La postal que dejó lo ocurrido anteayer en el barrio Escorihuela, amerita un análisis profundo respecto del accionar de la policía en ese mismo incidente. Se trata de la caótica situación que tocó vivir este martes a los vecinos de ese lugar, luego de que la inclemencia del clima los dejara virtualmente sin vivienda.

En los videos que fueron publicados en la nota de marras, puede verse cabalmente el comportamiento de la policía, ostentando una arrogancia que abruma y confrontando con vecinos que se ven alterados por la cruda realidad que les ha tocado en suerte.

Lejos de mostrarse dialoguistas, los uniformados han mostrado una actitud casi coactiva que enfureció aún más a un grupo de personas que ya estaban de por sí alteradas.

¿Cómo puede la policía después quejarse de la paupérrima imagen que la sociedad tiene de sus integrantes?

El uso y abuso de la fuerza por parte de los agentes policiales es el síntoma más cabal de su propio fracaso ante la necesidad de otros métodos de contacto con la sociedad.
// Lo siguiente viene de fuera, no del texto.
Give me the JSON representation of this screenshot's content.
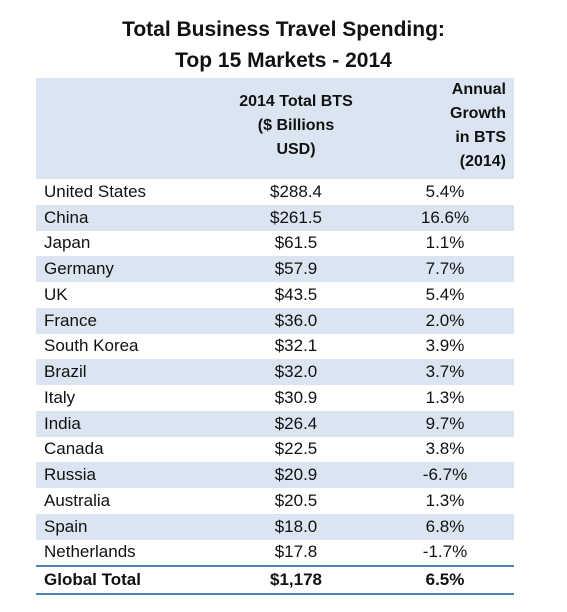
{
  "title_line1": "Total Business Travel Spending:",
  "title_line2": "Top 15 Markets - 2014",
  "columns": {
    "bts": [
      "2014 Total BTS",
      "($ Billions",
      "USD)"
    ],
    "growth": [
      "Annual",
      "Growth",
      "in BTS",
      "(2014)"
    ]
  },
  "rows": [
    {
      "market": "United States",
      "bts": "$288.4",
      "growth": "5.4%"
    },
    {
      "market": "China",
      "bts": "$261.5",
      "growth": "16.6%"
    },
    {
      "market": "Japan",
      "bts": "$61.5",
      "growth": "1.1%"
    },
    {
      "market": "Germany",
      "bts": "$57.9",
      "growth": "7.7%"
    },
    {
      "market": "UK",
      "bts": "$43.5",
      "growth": "5.4%"
    },
    {
      "market": "France",
      "bts": "$36.0",
      "growth": "2.0%"
    },
    {
      "market": "South Korea",
      "bts": "$32.1",
      "growth": "3.9%"
    },
    {
      "market": "Brazil",
      "bts": "$32.0",
      "growth": "3.7%"
    },
    {
      "market": "Italy",
      "bts": "$30.9",
      "growth": "1.3%"
    },
    {
      "market": "India",
      "bts": "$26.4",
      "growth": "9.7%"
    },
    {
      "market": "Canada",
      "bts": "$22.5",
      "growth": "3.8%"
    },
    {
      "market": "Russia",
      "bts": "$20.9",
      "growth": "-6.7%"
    },
    {
      "market": "Australia",
      "bts": "$20.5",
      "growth": "1.3%"
    },
    {
      "market": "Spain",
      "bts": "$18.0",
      "growth": "6.8%"
    },
    {
      "market": "Netherlands",
      "bts": "$17.8",
      "growth": "-1.7%"
    }
  ],
  "total": {
    "market": "Global Total",
    "bts": "$1,178",
    "growth": "6.5%"
  },
  "chart_data": {
    "type": "table",
    "title": "Total Business Travel Spending: Top 15 Markets - 2014",
    "columns": [
      "",
      "2014 Total BTS ($ Billions USD)",
      "Annual Growth in BTS (2014)"
    ],
    "categories": [
      "United States",
      "China",
      "Japan",
      "Germany",
      "UK",
      "France",
      "South Korea",
      "Brazil",
      "Italy",
      "India",
      "Canada",
      "Russia",
      "Australia",
      "Spain",
      "Netherlands"
    ],
    "series": [
      {
        "name": "2014 Total BTS ($ Billions USD)",
        "values": [
          288.4,
          261.5,
          61.5,
          57.9,
          43.5,
          36.0,
          32.1,
          32.0,
          30.9,
          26.4,
          22.5,
          20.9,
          20.5,
          18.0,
          17.8
        ]
      },
      {
        "name": "Annual Growth in BTS (2014)",
        "values": [
          5.4,
          16.6,
          1.1,
          7.7,
          5.4,
          2.0,
          3.9,
          3.7,
          1.3,
          9.7,
          3.8,
          -6.7,
          1.3,
          6.8,
          -1.7
        ]
      }
    ],
    "total": {
      "label": "Global Total",
      "bts": 1178,
      "growth": 6.5
    },
    "colors": {
      "header_shade": "#dbe5f1",
      "border": "#4f81bd"
    }
  }
}
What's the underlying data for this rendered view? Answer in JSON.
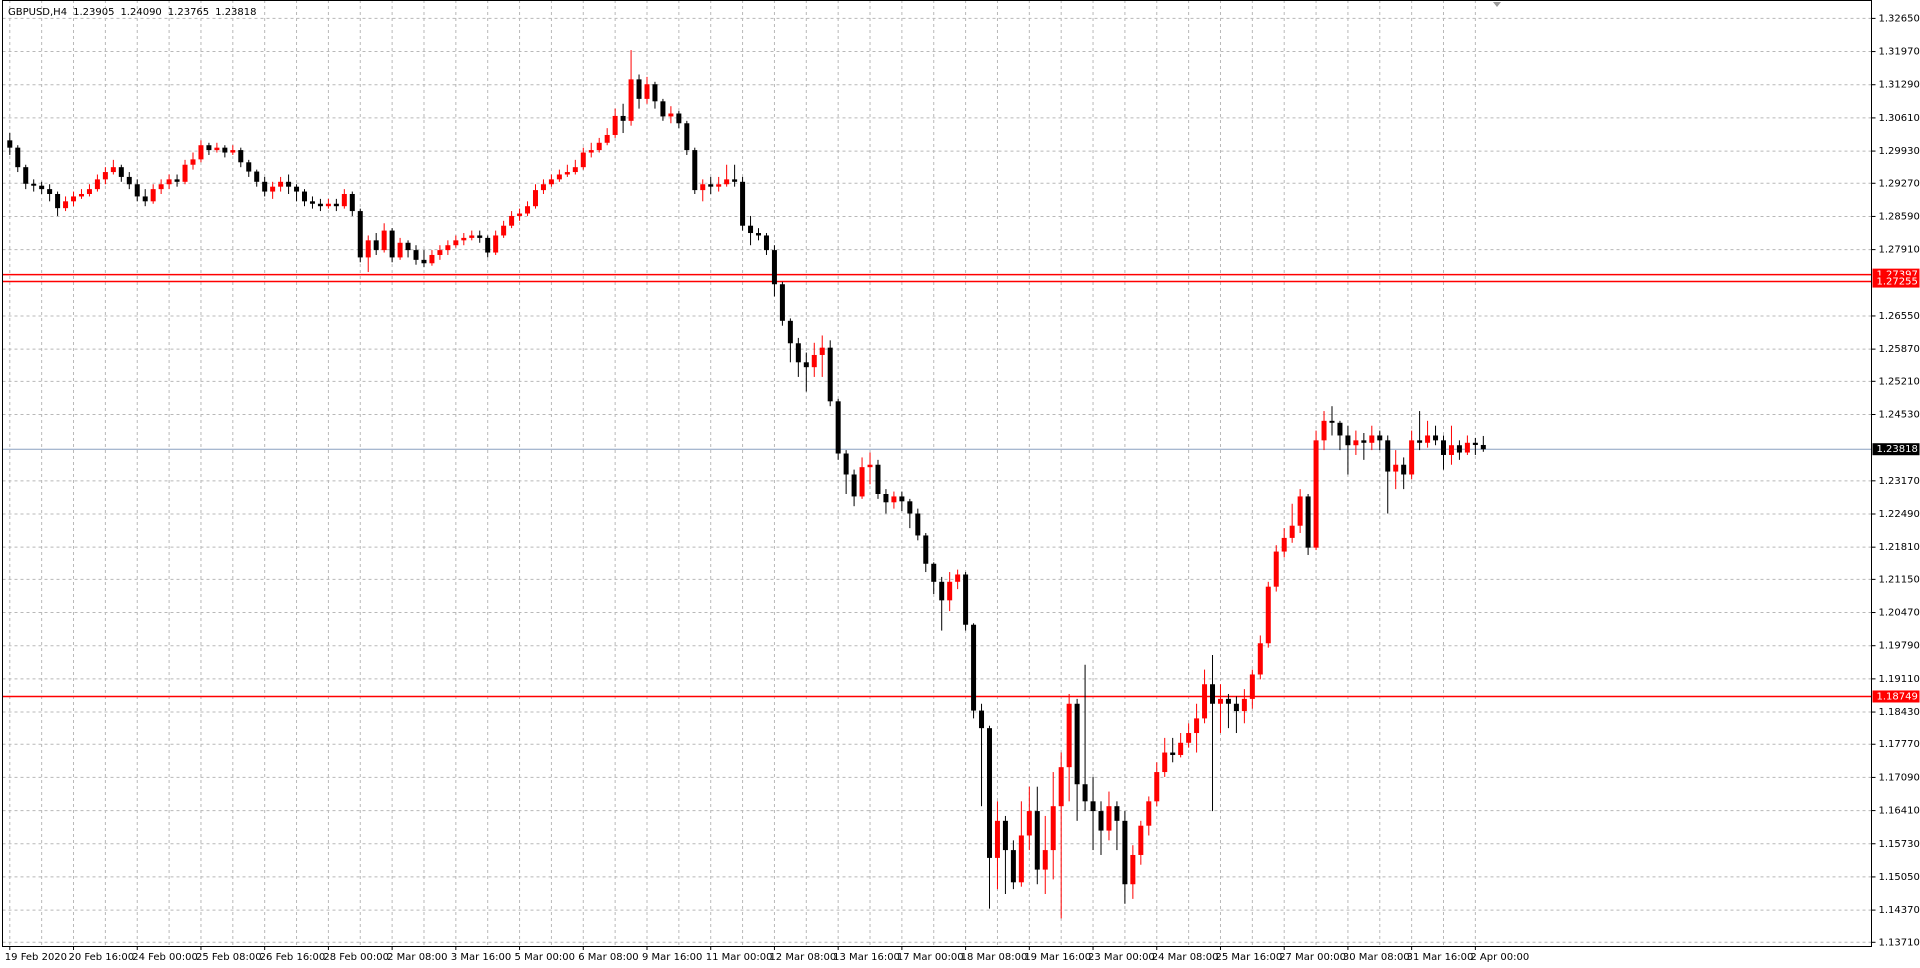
{
  "chart_data": {
    "type": "candlestick",
    "title": "GBPUSD,H4",
    "header_values": [
      "1.23905",
      "1.24090",
      "1.23765",
      "1.23818"
    ],
    "up_color": "#ff0000",
    "down_color": "#000000",
    "grid": true,
    "ylim": [
      1.13634,
      1.33027
    ],
    "yticks": [
      {
        "value": 1.3265,
        "label": "1.32650"
      },
      {
        "value": 1.3197,
        "label": "1.31970"
      },
      {
        "value": 1.3129,
        "label": "1.31290"
      },
      {
        "value": 1.3061,
        "label": "1.30610"
      },
      {
        "value": 1.2993,
        "label": "1.29930"
      },
      {
        "value": 1.2927,
        "label": "1.29270"
      },
      {
        "value": 1.2859,
        "label": "1.28590"
      },
      {
        "value": 1.2791,
        "label": "1.27910"
      },
      {
        "value": 1.2655,
        "label": "1.26550"
      },
      {
        "value": 1.2587,
        "label": "1.25870"
      },
      {
        "value": 1.2521,
        "label": "1.25210"
      },
      {
        "value": 1.2453,
        "label": "1.24530"
      },
      {
        "value": 1.2317,
        "label": "1.23170"
      },
      {
        "value": 1.2249,
        "label": "1.22490"
      },
      {
        "value": 1.2181,
        "label": "1.21810"
      },
      {
        "value": 1.2115,
        "label": "1.21150"
      },
      {
        "value": 1.2047,
        "label": "1.20470"
      },
      {
        "value": 1.1979,
        "label": "1.19790"
      },
      {
        "value": 1.1911,
        "label": "1.19110"
      },
      {
        "value": 1.1843,
        "label": "1.18430"
      },
      {
        "value": 1.1777,
        "label": "1.17770"
      },
      {
        "value": 1.1709,
        "label": "1.17090"
      },
      {
        "value": 1.1641,
        "label": "1.16410"
      },
      {
        "value": 1.1573,
        "label": "1.15730"
      },
      {
        "value": 1.1505,
        "label": "1.15050"
      },
      {
        "value": 1.1437,
        "label": "1.14370"
      },
      {
        "value": 1.1371,
        "label": "1.13710"
      }
    ],
    "hlines": [
      {
        "value": 1.27397,
        "color": "#ff0000"
      },
      {
        "value": 1.27255,
        "color": "#ff0000"
      },
      {
        "value": 1.18749,
        "color": "#ff0000"
      }
    ],
    "price_line_color": "#8aa0c0",
    "categories": [
      "19 Feb 2020",
      null,
      null,
      null,
      null,
      null,
      null,
      null,
      "20 Feb 16:00",
      null,
      null,
      null,
      null,
      null,
      null,
      null,
      "24 Feb 00:00",
      null,
      null,
      null,
      null,
      null,
      null,
      null,
      "25 Feb 08:00",
      null,
      null,
      null,
      null,
      null,
      null,
      null,
      "26 Feb 16:00",
      null,
      null,
      null,
      null,
      null,
      null,
      null,
      "28 Feb 00:00",
      null,
      null,
      null,
      null,
      null,
      null,
      null,
      "2 Mar 08:00",
      null,
      null,
      null,
      null,
      null,
      null,
      null,
      "3 Mar 16:00",
      null,
      null,
      null,
      null,
      null,
      null,
      null,
      "5 Mar 00:00",
      null,
      null,
      null,
      null,
      null,
      null,
      null,
      "6 Mar 08:00",
      null,
      null,
      null,
      null,
      null,
      null,
      null,
      "9 Mar 16:00",
      null,
      null,
      null,
      null,
      null,
      null,
      null,
      "11 Mar 00:00",
      null,
      null,
      null,
      null,
      null,
      null,
      null,
      "12 Mar 08:00",
      null,
      null,
      null,
      null,
      null,
      null,
      null,
      "13 Mar 16:00",
      null,
      null,
      null,
      null,
      null,
      null,
      null,
      "17 Mar 00:00",
      null,
      null,
      null,
      null,
      null,
      null,
      null,
      "18 Mar 08:00",
      null,
      null,
      null,
      null,
      null,
      null,
      null,
      "19 Mar 16:00",
      null,
      null,
      null,
      null,
      null,
      null,
      null,
      "23 Mar 00:00",
      null,
      null,
      null,
      null,
      null,
      null,
      null,
      "24 Mar 08:00",
      null,
      null,
      null,
      null,
      null,
      null,
      null,
      "25 Mar 16:00",
      null,
      null,
      null,
      null,
      null,
      null,
      null,
      "27 Mar 00:00",
      null,
      null,
      null,
      null,
      null,
      null,
      null,
      "30 Mar 08:00",
      null,
      null,
      null,
      null,
      null,
      null,
      null,
      "31 Mar 16:00",
      null,
      null,
      null,
      null,
      null,
      null,
      null,
      "2 Apr 00:00",
      null
    ],
    "open": [
      1.3015,
      1.3,
      1.296,
      1.2926,
      1.2922,
      1.2915,
      1.2905,
      1.2876,
      1.289,
      1.29,
      1.2905,
      1.2915,
      1.2935,
      1.295,
      1.296,
      1.294,
      1.2925,
      1.29,
      1.289,
      1.2915,
      1.2925,
      1.2935,
      1.293,
      1.2965,
      1.2976,
      1.3005,
      1.2995,
      1.3,
      1.299,
      1.2995,
      1.297,
      1.2951,
      1.293,
      1.291,
      1.292,
      1.293,
      1.292,
      1.291,
      1.289,
      1.2885,
      1.288,
      1.2885,
      1.288,
      1.2905,
      1.287,
      1.2775,
      1.281,
      1.279,
      1.283,
      1.2775,
      1.2805,
      1.279,
      1.277,
      1.2763,
      1.278,
      1.279,
      1.28,
      1.281,
      1.2815,
      1.282,
      1.2815,
      1.2785,
      1.282,
      1.284,
      1.286,
      1.2865,
      1.288,
      1.2913,
      1.2925,
      1.2935,
      1.2945,
      1.295,
      1.296,
      1.299,
      1.2995,
      1.301,
      1.3026,
      1.3065,
      1.3055,
      1.314,
      1.31,
      1.313,
      1.3095,
      1.3064,
      1.307,
      1.305,
      1.2995,
      1.2913,
      1.2925,
      1.292,
      1.2925,
      1.2935,
      1.293,
      1.284,
      1.2825,
      1.282,
      1.279,
      1.272,
      1.2645,
      1.2599,
      1.256,
      1.255,
      1.2575,
      1.259,
      1.248,
      1.2373,
      1.233,
      1.2285,
      1.2345,
      1.235,
      1.229,
      1.2273,
      1.2285,
      1.2275,
      1.225,
      1.2205,
      1.2147,
      1.211,
      1.2072,
      1.211,
      1.2125,
      1.2022,
      1.1846,
      1.181,
      1.1544,
      1.162,
      1.156,
      1.1494,
      1.159,
      1.164,
      1.152,
      1.156,
      1.165,
      1.173,
      1.186,
      1.1695,
      1.166,
      1.164,
      1.16,
      1.165,
      1.162,
      1.149,
      1.155,
      1.161,
      1.166,
      1.172,
      1.176,
      1.1755,
      1.178,
      1.18,
      1.183,
      1.19,
      1.186,
      1.187,
      1.186,
      1.1845,
      1.187,
      1.192,
      1.1984,
      1.21,
      1.2172,
      1.22,
      1.2225,
      1.2285,
      1.218,
      1.24,
      1.244,
      1.2436,
      1.241,
      1.239,
      1.24,
      1.2395,
      1.241,
      1.24,
      1.2336,
      1.235,
      1.233,
      1.24,
      1.2395,
      1.241,
      1.24,
      1.237,
      1.239,
      1.2375,
      1.2395,
      1.23905
    ],
    "high": [
      1.303,
      1.3005,
      1.2965,
      1.2935,
      1.293,
      1.2925,
      1.291,
      1.29,
      1.291,
      1.2915,
      1.2925,
      1.2945,
      1.296,
      1.2975,
      1.2965,
      1.295,
      1.2935,
      1.2915,
      1.2925,
      1.2935,
      1.2945,
      1.2945,
      1.2975,
      1.299,
      1.3015,
      1.301,
      1.301,
      1.3005,
      1.3005,
      1.3,
      1.2975,
      1.2955,
      1.294,
      1.293,
      1.294,
      1.2945,
      1.2925,
      1.2915,
      1.29,
      1.2895,
      1.2895,
      1.2895,
      1.2915,
      1.291,
      1.2875,
      1.282,
      1.2825,
      1.2845,
      1.2835,
      1.2815,
      1.281,
      1.28,
      1.279,
      1.279,
      1.28,
      1.281,
      1.282,
      1.2825,
      1.283,
      1.283,
      1.282,
      1.283,
      1.285,
      1.287,
      1.2875,
      1.289,
      1.2925,
      1.2935,
      1.2945,
      1.2955,
      1.2965,
      1.2975,
      1.3,
      1.301,
      1.302,
      1.304,
      1.308,
      1.309,
      1.32,
      1.315,
      1.3145,
      1.3135,
      1.31,
      1.3085,
      1.3075,
      1.3055,
      1.3,
      1.2935,
      1.294,
      1.294,
      1.2965,
      1.2965,
      1.294,
      1.286,
      1.2835,
      1.2825,
      1.28,
      1.2725,
      1.265,
      1.261,
      1.258,
      1.26,
      1.2615,
      1.2605,
      1.2485,
      1.238,
      1.234,
      1.2365,
      1.2375,
      1.236,
      1.23,
      1.2295,
      1.2295,
      1.228,
      1.226,
      1.221,
      1.215,
      1.212,
      1.213,
      1.2135,
      1.213,
      1.2025,
      1.186,
      1.1815,
      1.166,
      1.163,
      1.158,
      1.166,
      1.169,
      1.169,
      1.163,
      1.172,
      1.176,
      1.188,
      1.187,
      1.194,
      1.171,
      1.166,
      1.168,
      1.166,
      1.164,
      1.157,
      1.162,
      1.167,
      1.174,
      1.179,
      1.179,
      1.18,
      1.182,
      1.186,
      1.193,
      1.196,
      1.19,
      1.188,
      1.1875,
      1.189,
      1.193,
      1.2,
      1.211,
      1.2185,
      1.222,
      1.227,
      1.23,
      1.229,
      1.242,
      1.246,
      1.247,
      1.244,
      1.243,
      1.242,
      1.2415,
      1.243,
      1.242,
      1.241,
      1.238,
      1.2365,
      1.242,
      1.246,
      1.244,
      1.243,
      1.241,
      1.243,
      1.24,
      1.241,
      1.2405,
      1.2409
    ],
    "low": [
      1.2985,
      1.295,
      1.2915,
      1.291,
      1.2905,
      1.289,
      1.286,
      1.287,
      1.288,
      1.2895,
      1.29,
      1.291,
      1.2925,
      1.2945,
      1.293,
      1.2915,
      1.289,
      1.288,
      1.2885,
      1.2905,
      1.2915,
      1.292,
      1.2925,
      1.2955,
      1.297,
      1.2985,
      1.299,
      1.298,
      1.2985,
      1.296,
      1.294,
      1.292,
      1.29,
      1.2895,
      1.291,
      1.2905,
      1.289,
      1.288,
      1.2875,
      1.287,
      1.2875,
      1.287,
      1.2875,
      1.286,
      1.2765,
      1.2745,
      1.278,
      1.2785,
      1.2765,
      1.277,
      1.2775,
      1.276,
      1.2755,
      1.2758,
      1.277,
      1.278,
      1.2795,
      1.28,
      1.281,
      1.2805,
      1.2775,
      1.278,
      1.2815,
      1.2835,
      1.285,
      1.286,
      1.2875,
      1.2905,
      1.292,
      1.293,
      1.294,
      1.2945,
      1.2955,
      1.298,
      1.299,
      1.3005,
      1.302,
      1.303,
      1.3045,
      1.308,
      1.309,
      1.308,
      1.3055,
      1.305,
      1.304,
      1.2985,
      1.2905,
      1.289,
      1.2905,
      1.291,
      1.292,
      1.292,
      1.283,
      1.28,
      1.281,
      1.278,
      1.2695,
      1.2635,
      1.256,
      1.253,
      1.25,
      1.253,
      1.253,
      1.247,
      1.236,
      1.229,
      1.2265,
      1.228,
      1.231,
      1.228,
      1.225,
      1.226,
      1.2255,
      1.222,
      1.2195,
      1.213,
      1.2085,
      1.201,
      1.205,
      1.2095,
      1.201,
      1.183,
      1.165,
      1.144,
      1.148,
      1.147,
      1.148,
      1.1485,
      1.156,
      1.149,
      1.147,
      1.15,
      1.142,
      1.166,
      1.162,
      1.164,
      1.156,
      1.155,
      1.158,
      1.156,
      1.145,
      1.146,
      1.153,
      1.159,
      1.165,
      1.171,
      1.174,
      1.175,
      1.177,
      1.176,
      1.182,
      1.164,
      1.18,
      1.181,
      1.18,
      1.182,
      1.185,
      1.191,
      1.1975,
      1.209,
      1.216,
      1.219,
      1.221,
      1.2165,
      1.2175,
      1.238,
      1.241,
      1.238,
      1.233,
      1.237,
      1.236,
      1.238,
      1.238,
      1.225,
      1.23,
      1.23,
      1.232,
      1.238,
      1.2385,
      1.239,
      1.234,
      1.235,
      1.236,
      1.237,
      1.237,
      1.23765
    ],
    "close": [
      1.3,
      1.296,
      1.2926,
      1.2922,
      1.2915,
      1.2905,
      1.2876,
      1.289,
      1.29,
      1.2905,
      1.2915,
      1.2935,
      1.295,
      1.296,
      1.294,
      1.2925,
      1.29,
      1.289,
      1.2915,
      1.2925,
      1.2935,
      1.293,
      1.2965,
      1.2976,
      1.3005,
      1.2995,
      1.3,
      1.299,
      1.2995,
      1.297,
      1.2951,
      1.293,
      1.291,
      1.292,
      1.293,
      1.292,
      1.291,
      1.289,
      1.2885,
      1.288,
      1.2885,
      1.288,
      1.2905,
      1.287,
      1.2775,
      1.281,
      1.279,
      1.283,
      1.2775,
      1.2805,
      1.279,
      1.277,
      1.2763,
      1.278,
      1.279,
      1.28,
      1.281,
      1.2815,
      1.282,
      1.2815,
      1.2785,
      1.282,
      1.284,
      1.286,
      1.2865,
      1.288,
      1.2913,
      1.2925,
      1.2935,
      1.2945,
      1.295,
      1.296,
      1.299,
      1.2995,
      1.301,
      1.3026,
      1.3065,
      1.3055,
      1.314,
      1.31,
      1.313,
      1.3095,
      1.3064,
      1.307,
      1.305,
      1.2995,
      1.2913,
      1.2925,
      1.292,
      1.2925,
      1.2935,
      1.293,
      1.284,
      1.2825,
      1.282,
      1.279,
      1.272,
      1.2645,
      1.2599,
      1.256,
      1.255,
      1.2575,
      1.259,
      1.248,
      1.2373,
      1.233,
      1.2285,
      1.2345,
      1.235,
      1.229,
      1.2273,
      1.2285,
      1.2275,
      1.225,
      1.2205,
      1.2147,
      1.211,
      1.2072,
      1.211,
      1.2125,
      1.2022,
      1.1846,
      1.181,
      1.1544,
      1.162,
      1.156,
      1.1494,
      1.159,
      1.164,
      1.152,
      1.156,
      1.165,
      1.173,
      1.186,
      1.1695,
      1.166,
      1.164,
      1.16,
      1.165,
      1.162,
      1.149,
      1.155,
      1.161,
      1.166,
      1.172,
      1.176,
      1.1755,
      1.178,
      1.18,
      1.183,
      1.19,
      1.186,
      1.187,
      1.186,
      1.1845,
      1.187,
      1.192,
      1.1984,
      1.21,
      1.2172,
      1.22,
      1.2225,
      1.2285,
      1.218,
      1.24,
      1.244,
      1.2436,
      1.241,
      1.239,
      1.24,
      1.2395,
      1.241,
      1.24,
      1.2336,
      1.235,
      1.233,
      1.24,
      1.2395,
      1.241,
      1.24,
      1.237,
      1.239,
      1.2375,
      1.2395,
      1.23905,
      1.23818
    ]
  }
}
Pareciera que “diálogo” fuera una mala palabra para estos y, mal que les pese, es lo que hoy más se necesita para llegar a un acuerdo social con los sectores más humildes.

¿Sabrán estos policías vernáculos que las armas que les han dado precisan de una particular responsabilidad en su utilización? Pareciera que no. Baste ver el referido video para darse cuenta del abuso que se hace de ese elemento de trabajo.

En fin, la policía tiene todas las oportunidades de hacer las cosas bien, pero no lo hace. ¿Será acaso como la conocida historia de la rana y el escorpión, donde la naturaleza puede más que la cordura?